A los 3 años y medio asistí a un taller de flamenco en mi colegio, en Castellón. No lo recuerdo, pero al llegar a casa le dije a mi madre que me había encantado.
En esa época me diagnosticaron una desviación de columna. Tenía un hombro más arriba que el otro y el médico le sugirió a mi madre que me apuntase a natación o baile.
A mí no me gustaba mucho el agua, entonces empecé a bailar flamenco y ballet clásico en el estudio de danza Camaraes de Castellón.
Mi problema de espalda mejoró rápidamente, pero ya no quería dejar de bailar.
En esa misma escuela, a los 13 años, me propusieron impartir clases de danza a las niñas más pequeñas.
Tuve la oportunidad de poner en práctica todo lo que iba aprendiendo de mi profesora de ballet y flamenco.
A los 16 años asistí a un pequeño curso de flamenco en Madrid. Allí pude ver lo que era la danza profesional, con sus ropas tan coloridas, coreografías espectaculares, las luces del escenario… Me enamoré.
Quería todo eso en mi vida. En ese momento decidí que la danza iba a ser mi profesión.
Sin embargo no pude irme a Madrid hasta 2 años después porque mis padres no estaban de acuerdo con mi decisión.
Desde el 1992, pasé 4 maravillosos años en Madrid aprendiendo de los mejores maestros del momento.

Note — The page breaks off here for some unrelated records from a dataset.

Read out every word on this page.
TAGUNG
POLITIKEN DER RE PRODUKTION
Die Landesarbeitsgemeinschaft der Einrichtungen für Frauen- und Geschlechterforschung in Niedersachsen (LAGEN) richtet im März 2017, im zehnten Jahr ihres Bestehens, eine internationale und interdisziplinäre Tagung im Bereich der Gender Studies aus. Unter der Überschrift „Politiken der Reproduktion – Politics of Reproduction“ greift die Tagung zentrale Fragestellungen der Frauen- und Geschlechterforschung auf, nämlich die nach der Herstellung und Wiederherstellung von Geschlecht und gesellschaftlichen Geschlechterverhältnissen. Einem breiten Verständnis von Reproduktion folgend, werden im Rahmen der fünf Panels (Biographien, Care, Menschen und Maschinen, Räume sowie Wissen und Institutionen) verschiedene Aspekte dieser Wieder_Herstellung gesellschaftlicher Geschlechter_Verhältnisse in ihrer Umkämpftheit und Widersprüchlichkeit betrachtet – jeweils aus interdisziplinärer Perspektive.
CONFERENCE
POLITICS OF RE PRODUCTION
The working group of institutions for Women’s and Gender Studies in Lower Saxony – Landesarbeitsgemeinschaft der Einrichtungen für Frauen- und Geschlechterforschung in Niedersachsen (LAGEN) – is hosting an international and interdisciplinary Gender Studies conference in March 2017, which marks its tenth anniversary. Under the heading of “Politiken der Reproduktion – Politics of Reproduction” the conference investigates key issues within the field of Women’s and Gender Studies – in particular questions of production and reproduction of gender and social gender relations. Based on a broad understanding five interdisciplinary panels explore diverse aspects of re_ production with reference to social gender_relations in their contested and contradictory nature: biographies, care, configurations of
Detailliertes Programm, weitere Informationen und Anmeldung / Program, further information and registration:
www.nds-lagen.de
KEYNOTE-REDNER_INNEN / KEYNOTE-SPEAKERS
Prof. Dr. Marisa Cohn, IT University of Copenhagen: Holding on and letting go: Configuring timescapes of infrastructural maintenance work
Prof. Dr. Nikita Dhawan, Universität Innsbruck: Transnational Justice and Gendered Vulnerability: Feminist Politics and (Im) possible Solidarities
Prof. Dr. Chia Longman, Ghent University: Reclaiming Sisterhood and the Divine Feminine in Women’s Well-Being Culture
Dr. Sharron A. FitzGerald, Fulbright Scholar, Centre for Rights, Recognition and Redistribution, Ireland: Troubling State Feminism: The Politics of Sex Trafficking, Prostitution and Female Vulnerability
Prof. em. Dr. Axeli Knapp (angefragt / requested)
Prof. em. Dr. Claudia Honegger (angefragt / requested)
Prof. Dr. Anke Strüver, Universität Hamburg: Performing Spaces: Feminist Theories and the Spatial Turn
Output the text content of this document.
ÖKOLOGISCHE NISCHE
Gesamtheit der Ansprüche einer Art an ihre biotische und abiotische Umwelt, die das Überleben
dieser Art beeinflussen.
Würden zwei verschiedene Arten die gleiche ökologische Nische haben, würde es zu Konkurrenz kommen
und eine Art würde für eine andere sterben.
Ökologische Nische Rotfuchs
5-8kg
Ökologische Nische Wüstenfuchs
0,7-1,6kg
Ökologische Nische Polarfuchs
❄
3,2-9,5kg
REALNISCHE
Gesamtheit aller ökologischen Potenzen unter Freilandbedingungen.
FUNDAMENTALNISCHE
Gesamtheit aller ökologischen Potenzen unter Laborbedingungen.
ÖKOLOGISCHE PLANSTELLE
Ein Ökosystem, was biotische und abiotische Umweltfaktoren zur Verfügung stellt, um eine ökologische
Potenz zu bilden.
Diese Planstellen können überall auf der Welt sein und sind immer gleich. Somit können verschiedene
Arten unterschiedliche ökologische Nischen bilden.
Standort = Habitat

Y también sufrí el terrible método de enseñanza “la letra con sangre entra”. No entendía cómo algo tan maravilloso como la danza española, podía causar tanto dolor y sufrimiento a sus bailarines.
Ese tipo de formación tan dura me marcó mucho y ha definido mi forma de enseñar flamenco y sevillanas de una manera totalmente opuesta.